Secondo documenti e fonti interne, figure chiave vicine a Donald Trump e imprese statunitensi ben introdotte negli ambienti repubblicani stanno cercando di posizionarsi per gestire aiuti umanitari e infrastrutture logistiche nel periodo postbellico. In gioco non c’è solo l’influenza politica, ma un volume d’affari enorme: le stime parlano di circa 70 miliardi di dollari necessari per ricostruire un territorio dove l'80% degli edifici risultano danneggiati o distrutti.
Gaza, Trump e appaltatori come Gothams LLC legati alla sua amministrazione insistono per ricostruzione, in palio profitti altissimi
Il cosiddetto Consiglio per la Pace, presieduto dallo stesso Trump, non ha avviato le proprie attività operative, mentre il nuovo Centro di Coordinamento Civile-Militare dispone di un mandato limitato. Parallelamente, però, la Casa Bianca ha creato una task force per Gaza, guidata guardacaso dagli ebrei sionisti Jared Kushner, Steve Witkoff e Aryeh Lightstone, che sta lavorando a scenari e modelli di intervento. Le fonti raccontano che abbiano fatto circolare presentazioni dettagliate su costi, flussi logistici, prezzi e localizzazione dei magazzini, anticipando di fatto l’architettura economica della ricostruzione. Non sorprende quindi che un appaltatore abbia sintetizzato il clima con una frase emblematica: “Tutti stanno cercando di ottenere una fetta di questo”.

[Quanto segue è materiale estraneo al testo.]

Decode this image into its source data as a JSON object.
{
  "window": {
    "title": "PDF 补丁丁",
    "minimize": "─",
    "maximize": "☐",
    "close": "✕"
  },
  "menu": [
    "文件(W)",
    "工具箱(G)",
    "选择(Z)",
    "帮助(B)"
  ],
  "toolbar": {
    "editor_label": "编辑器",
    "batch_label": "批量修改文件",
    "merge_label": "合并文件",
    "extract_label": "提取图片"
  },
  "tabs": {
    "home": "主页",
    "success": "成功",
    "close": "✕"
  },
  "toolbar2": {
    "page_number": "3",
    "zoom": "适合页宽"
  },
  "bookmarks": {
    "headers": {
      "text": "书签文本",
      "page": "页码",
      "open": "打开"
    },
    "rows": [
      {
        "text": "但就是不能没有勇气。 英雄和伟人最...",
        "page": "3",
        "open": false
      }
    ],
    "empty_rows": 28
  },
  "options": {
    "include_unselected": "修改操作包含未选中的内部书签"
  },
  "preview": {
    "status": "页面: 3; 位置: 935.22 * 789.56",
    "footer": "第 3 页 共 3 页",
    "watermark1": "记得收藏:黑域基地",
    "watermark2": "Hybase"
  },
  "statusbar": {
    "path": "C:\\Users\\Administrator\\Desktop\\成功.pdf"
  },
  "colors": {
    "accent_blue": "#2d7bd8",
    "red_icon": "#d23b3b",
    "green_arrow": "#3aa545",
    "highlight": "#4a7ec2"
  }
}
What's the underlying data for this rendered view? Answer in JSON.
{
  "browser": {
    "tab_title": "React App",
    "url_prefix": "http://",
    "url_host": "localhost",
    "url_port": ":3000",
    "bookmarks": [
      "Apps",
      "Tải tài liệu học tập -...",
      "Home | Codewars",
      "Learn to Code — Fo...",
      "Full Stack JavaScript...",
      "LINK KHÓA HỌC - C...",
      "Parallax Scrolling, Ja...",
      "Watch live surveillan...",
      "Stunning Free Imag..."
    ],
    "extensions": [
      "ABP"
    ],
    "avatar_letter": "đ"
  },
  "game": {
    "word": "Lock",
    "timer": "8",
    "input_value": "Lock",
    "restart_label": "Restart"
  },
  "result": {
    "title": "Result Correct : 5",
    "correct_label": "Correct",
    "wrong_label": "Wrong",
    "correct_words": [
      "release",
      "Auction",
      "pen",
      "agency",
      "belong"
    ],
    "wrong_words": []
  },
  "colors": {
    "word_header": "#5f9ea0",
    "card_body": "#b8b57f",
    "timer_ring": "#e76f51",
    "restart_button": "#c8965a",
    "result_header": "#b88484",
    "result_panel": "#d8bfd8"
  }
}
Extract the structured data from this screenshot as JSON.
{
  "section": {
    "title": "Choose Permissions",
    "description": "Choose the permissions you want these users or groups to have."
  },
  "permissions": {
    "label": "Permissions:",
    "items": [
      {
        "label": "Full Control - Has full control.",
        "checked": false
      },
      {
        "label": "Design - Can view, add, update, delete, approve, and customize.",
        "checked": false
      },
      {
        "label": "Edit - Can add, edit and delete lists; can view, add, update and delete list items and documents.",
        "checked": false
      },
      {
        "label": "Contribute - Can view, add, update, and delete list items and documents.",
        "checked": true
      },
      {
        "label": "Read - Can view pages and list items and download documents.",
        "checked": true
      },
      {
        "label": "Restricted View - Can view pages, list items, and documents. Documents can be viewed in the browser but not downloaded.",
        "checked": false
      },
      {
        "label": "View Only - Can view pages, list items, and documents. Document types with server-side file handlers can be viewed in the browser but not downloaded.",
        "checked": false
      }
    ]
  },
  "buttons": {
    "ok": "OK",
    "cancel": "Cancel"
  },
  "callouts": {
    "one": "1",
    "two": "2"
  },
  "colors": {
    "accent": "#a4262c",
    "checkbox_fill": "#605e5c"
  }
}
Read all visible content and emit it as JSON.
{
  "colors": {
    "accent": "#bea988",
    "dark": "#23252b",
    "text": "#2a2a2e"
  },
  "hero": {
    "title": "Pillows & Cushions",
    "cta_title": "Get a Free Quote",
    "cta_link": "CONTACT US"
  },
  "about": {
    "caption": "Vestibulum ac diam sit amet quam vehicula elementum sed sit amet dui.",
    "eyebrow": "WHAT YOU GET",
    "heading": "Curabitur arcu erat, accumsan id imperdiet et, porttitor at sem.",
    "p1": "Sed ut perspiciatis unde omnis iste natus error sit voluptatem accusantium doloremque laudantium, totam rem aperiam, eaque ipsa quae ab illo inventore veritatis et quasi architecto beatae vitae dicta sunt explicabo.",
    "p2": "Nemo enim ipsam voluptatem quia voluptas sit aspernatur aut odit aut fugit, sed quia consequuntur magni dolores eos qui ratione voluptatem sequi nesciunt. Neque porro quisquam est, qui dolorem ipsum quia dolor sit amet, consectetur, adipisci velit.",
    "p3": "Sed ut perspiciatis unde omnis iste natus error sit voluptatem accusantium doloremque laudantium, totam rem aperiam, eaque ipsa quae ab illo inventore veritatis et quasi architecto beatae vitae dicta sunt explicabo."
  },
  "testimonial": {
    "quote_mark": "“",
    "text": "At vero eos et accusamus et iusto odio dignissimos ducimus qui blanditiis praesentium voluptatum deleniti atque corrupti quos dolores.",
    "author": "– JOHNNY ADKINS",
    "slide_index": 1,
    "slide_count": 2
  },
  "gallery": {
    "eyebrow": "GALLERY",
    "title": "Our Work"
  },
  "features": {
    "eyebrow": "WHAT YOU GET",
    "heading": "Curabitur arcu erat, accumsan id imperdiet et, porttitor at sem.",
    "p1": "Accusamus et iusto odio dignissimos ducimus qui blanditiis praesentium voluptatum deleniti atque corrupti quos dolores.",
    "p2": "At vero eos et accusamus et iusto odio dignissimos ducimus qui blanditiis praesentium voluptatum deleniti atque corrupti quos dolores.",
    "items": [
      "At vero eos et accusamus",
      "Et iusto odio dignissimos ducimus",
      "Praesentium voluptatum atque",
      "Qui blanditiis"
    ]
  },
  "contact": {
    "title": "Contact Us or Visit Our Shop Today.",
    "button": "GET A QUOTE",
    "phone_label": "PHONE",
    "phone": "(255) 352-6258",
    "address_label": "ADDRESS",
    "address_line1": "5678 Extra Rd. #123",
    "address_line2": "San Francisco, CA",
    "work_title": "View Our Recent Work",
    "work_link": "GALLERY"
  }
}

Tra le aziende più attive nel posizionamento c’è stata Gothams LLC, appaltatore con solidi legami politici. L’azienda aveva già ottenuto un contratto da 33 milioni di dollari per la gestione di un centro di detenzione per immigrati in Florida, noto come “Alligator Alcatraz”. Secondo fonti interne, Gothams appariva inizialmente come la favorita per aggiudicarsi un maxi-contratto legato a Gaza, avendo già allineato fornitori e subappaltatori. Dopo che sono emerse domande e attenzioni sull’operazione, il fondatore di Gothams, Matt Michelsen, ha annunciato che valuta il ritiro dell’azienda dalla gara per Gaza, citando preoccupazioni legate alla sicurezza e alla reputazione. “Gothams non parteciperà”, ha dichiarato, sottolineando come la portata dei piani sia cambiata rapidamente.
Un documento chiave, intitolato “Gaza Supply System Logistics Architecture”, descrive un sistema basato su un appaltatore Principale incaricato di gestire 600 camion al giorno in ingresso nella Striscia. Le tariffe proposte parlano chiaro: 2.000 dollari per camion umanitario e 12.000 dollari per camion commerciale. Il potenziale giro d’affari stimato arriva fino a 1,7 miliardi di dollari l’anno, solo dalle tariffe di trasporto.